Je n’éprouve aucune nostalgie de ce passé maritime enfui, seulement le souvenir de zones de non-droit, de friches industrielles, de non-lieux, d’interzones où l’on pouvait errer, explorer, sans craindre les caméras, les vigiles, et les panneaux indicateurs sur les chemins tout tracés. Notre monde ressemble de plus en plus à un vaste Center-Parcs où la notion de nature relève surtout de la culture et d’une image idéalisée, intellectualisée de la nature. Les lieux sans utilité, livrés à eux-mêmes, libres, sont de plus en plus rares.

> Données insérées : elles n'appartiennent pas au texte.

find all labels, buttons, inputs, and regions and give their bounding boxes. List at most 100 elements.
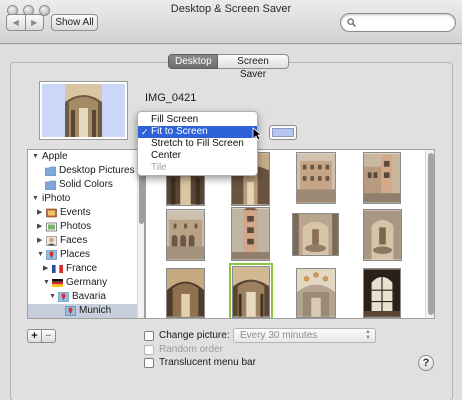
sidebar-item-label: iPhoto <box>42 193 71 204</box>
random-order-label: Random order <box>159 344 223 355</box>
help-button[interactable]: ? <box>418 355 434 371</box>
sidebar-item-label: Photos <box>60 221 92 232</box>
disclosure-triangle-open-icon[interactable]: ▼ <box>37 248 44 262</box>
desktop-color-well[interactable] <box>269 125 297 140</box>
sidebar-item-label: Places <box>60 249 91 260</box>
sidebar-item-events[interactable]: ▶ Events <box>28 206 138 220</box>
folder-icon <box>45 180 56 190</box>
preview-image <box>65 84 102 137</box>
sidebar-item-germany[interactable]: ▼ Germany <box>28 276 138 290</box>
disclosure-triangle-open-icon[interactable]: ▼ <box>43 276 50 290</box>
image-thumbnail[interactable] <box>296 152 336 204</box>
back-button[interactable]: ◀ <box>7 15 25 30</box>
sidebar-item-label: Desktop Pictures <box>59 165 135 176</box>
menu-item-label: Fill Screen <box>151 114 199 125</box>
sidebar-item-label: Apple <box>42 151 68 162</box>
sidebar-item-solid-colors[interactable]: Solid Colors <box>28 178 138 192</box>
change-interval-value: Every 30 minutes <box>240 330 318 341</box>
mouse-pointer-icon <box>252 127 262 141</box>
sidebar-item-label: Bavaria <box>72 291 106 302</box>
image-thumbnail[interactable] <box>166 268 205 318</box>
sidebar-item-munich[interactable]: Munich <box>28 304 138 318</box>
germany-flag-icon <box>52 279 63 287</box>
sidebar-item-faces[interactable]: ▶ Faces <box>28 234 138 248</box>
disclosure-triangle-open-icon[interactable]: ▼ <box>32 150 39 164</box>
places-icon <box>58 292 69 302</box>
window-toolbar: Desktop & Screen Saver ◀ ▶ Show All <box>0 0 462 44</box>
image-thumbnail[interactable] <box>363 152 401 204</box>
grid-scroll-thumb[interactable] <box>428 153 434 315</box>
image-thumbnail[interactable] <box>363 268 401 318</box>
sidebar-item-photos[interactable]: ▶ Photos <box>28 220 138 234</box>
sidebar-item-bavaria[interactable]: ▼ Bavaria <box>28 290 138 304</box>
sidebar-item-iphoto[interactable]: ▼ iPhoto <box>28 192 138 206</box>
disclosure-triangle-open-icon[interactable]: ▼ <box>49 290 56 304</box>
translucent-menu-bar-option: Translucent menu bar <box>144 357 256 368</box>
menu-item-fit-to-screen[interactable]: ✓ Fit to Screen <box>138 126 257 138</box>
select-arrows-icon: ▲ ▼ <box>365 329 371 341</box>
forward-button[interactable]: ▶ <box>24 15 44 30</box>
menu-item-center[interactable]: Center <box>138 150 257 162</box>
image-name-label: IMG_0421 <box>145 92 197 104</box>
sidebar-item-label: Solid Colors <box>59 179 113 190</box>
disclosure-triangle-closed-icon[interactable]: ▶ <box>43 262 48 276</box>
faces-icon <box>46 236 57 246</box>
search-icon <box>347 18 356 27</box>
folder-add-remove-buttons: + − <box>27 329 56 343</box>
disclosure-triangle-closed-icon[interactable]: ▶ <box>37 206 42 220</box>
menu-item-label: Stretch to Fill Screen <box>151 138 244 149</box>
change-interval-select[interactable]: Every 30 minutes ▲ ▼ <box>233 328 376 343</box>
remove-folder-button[interactable]: − <box>41 330 55 342</box>
source-list: ▼ Apple Desktop Pictures Solid Colors ▼ … <box>27 149 145 319</box>
show-all-button[interactable]: Show All <box>51 14 98 31</box>
change-picture-option: Change picture: <box>144 330 230 341</box>
navigation-buttons: ◀ ▶ <box>6 14 44 31</box>
random-order-option: Random order <box>144 344 223 355</box>
menu-item-fill-screen[interactable]: Fill Screen <box>138 114 257 126</box>
sidebar-item-apple[interactable]: ▼ Apple <box>28 150 138 164</box>
menu-item-label: Fit to Screen <box>151 126 208 137</box>
tab-bar: Desktop Screen Saver <box>168 54 289 80</box>
tab-desktop[interactable]: Desktop <box>168 54 218 69</box>
sidebar-item-label: Faces <box>60 235 88 246</box>
sidebar-item-france[interactable]: ▶ France <box>28 262 138 276</box>
sidebar-item-label: France <box>66 263 98 274</box>
tab-screen-saver[interactable]: Screen Saver <box>218 54 289 80</box>
menu-item-tile: Tile <box>138 162 257 174</box>
sidebar-item-label: Munich <box>79 305 112 316</box>
sidebar-item-label: Germany <box>66 277 108 288</box>
color-swatch-fill <box>272 128 294 137</box>
image-thumbnail[interactable] <box>166 209 205 261</box>
places-icon <box>46 250 57 260</box>
menu-item-label: Tile <box>151 162 167 173</box>
image-thumbnail[interactable] <box>363 209 402 261</box>
image-thumbnail-selected[interactable] <box>229 263 273 318</box>
sidebar-item-desktop-pictures[interactable]: Desktop Pictures <box>28 164 138 178</box>
forward-arrow-icon: ▶ <box>31 18 38 27</box>
disclosure-triangle-closed-icon[interactable]: ▶ <box>37 220 42 234</box>
disclosure-triangle-open-icon[interactable]: ▼ <box>32 192 39 206</box>
sidebar-item-label: Events <box>60 207 91 218</box>
translucent-menu-bar-checkbox[interactable] <box>144 357 154 368</box>
grid-scrollbar[interactable] <box>425 150 434 318</box>
search-field[interactable] <box>340 13 456 32</box>
random-order-checkbox <box>144 344 154 355</box>
change-picture-label: Change picture: <box>159 330 230 341</box>
places-icon <box>65 306 76 316</box>
events-icon <box>46 208 57 218</box>
image-thumbnail[interactable] <box>292 213 339 256</box>
disclosure-triangle-closed-icon[interactable]: ▶ <box>37 234 42 248</box>
folder-icon <box>45 166 56 176</box>
search-input[interactable] <box>359 16 451 29</box>
add-folder-button[interactable]: + <box>28 330 41 342</box>
current-desktop-preview <box>39 81 128 140</box>
image-thumbnail[interactable] <box>231 207 270 261</box>
sidebar-item-places[interactable]: ▼ Places <box>28 248 138 262</box>
image-thumbnail[interactable] <box>296 268 336 318</box>
menu-item-label: Center <box>151 150 182 161</box>
translucent-menu-bar-label: Translucent menu bar <box>159 357 256 368</box>
change-picture-checkbox[interactable] <box>144 330 154 341</box>
fit-mode-menu: Fill Screen ✓ Fit to Screen Stretch to Fi… <box>137 111 258 176</box>
menu-item-stretch-to-fill-screen[interactable]: Stretch to Fill Screen <box>138 138 257 150</box>
france-flag-icon <box>52 265 63 273</box>
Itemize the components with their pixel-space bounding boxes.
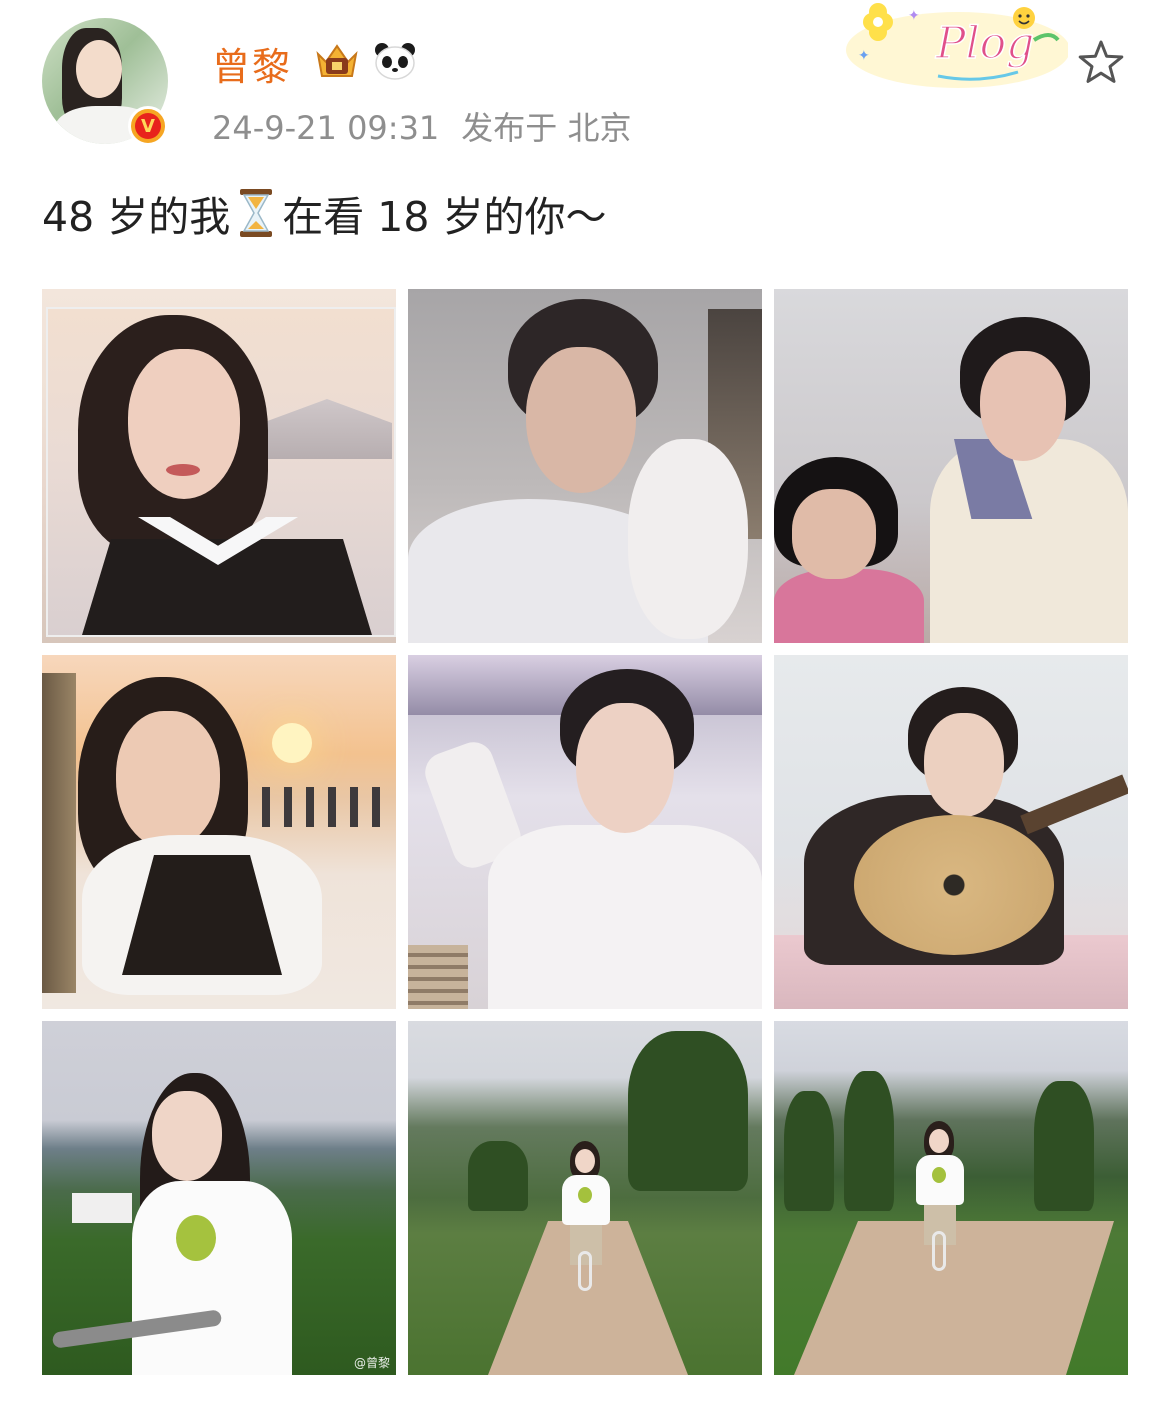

Par une sorte de phénomène de synchronicité il se trouve que de grands travaux de rénovation portuaire initiés au début de 2009 sont venus faire écho à des travaux de destruction intime. Parvenu – ou plutôt – sorti de cette phase de « table rase », je me rends compte que ma fascination depuis le début de l’année pour la destruction (beaucoup de photos qui ont bien gonglé les visiteurs), était un avertissement d’ultimes destructions à venir.
Aujourd’hui je me rends compte que tout ce qui est détruit revient toujours à sa forme première c'est-à-dire celle d’un matériau de (re)construction. Les photos qui suivent en témoignent.
En fait, je m’aperçois que je me trouve aujourd’hui au seuil de quelque chose qui se refusait à moi depuis tant d’années : La Paix.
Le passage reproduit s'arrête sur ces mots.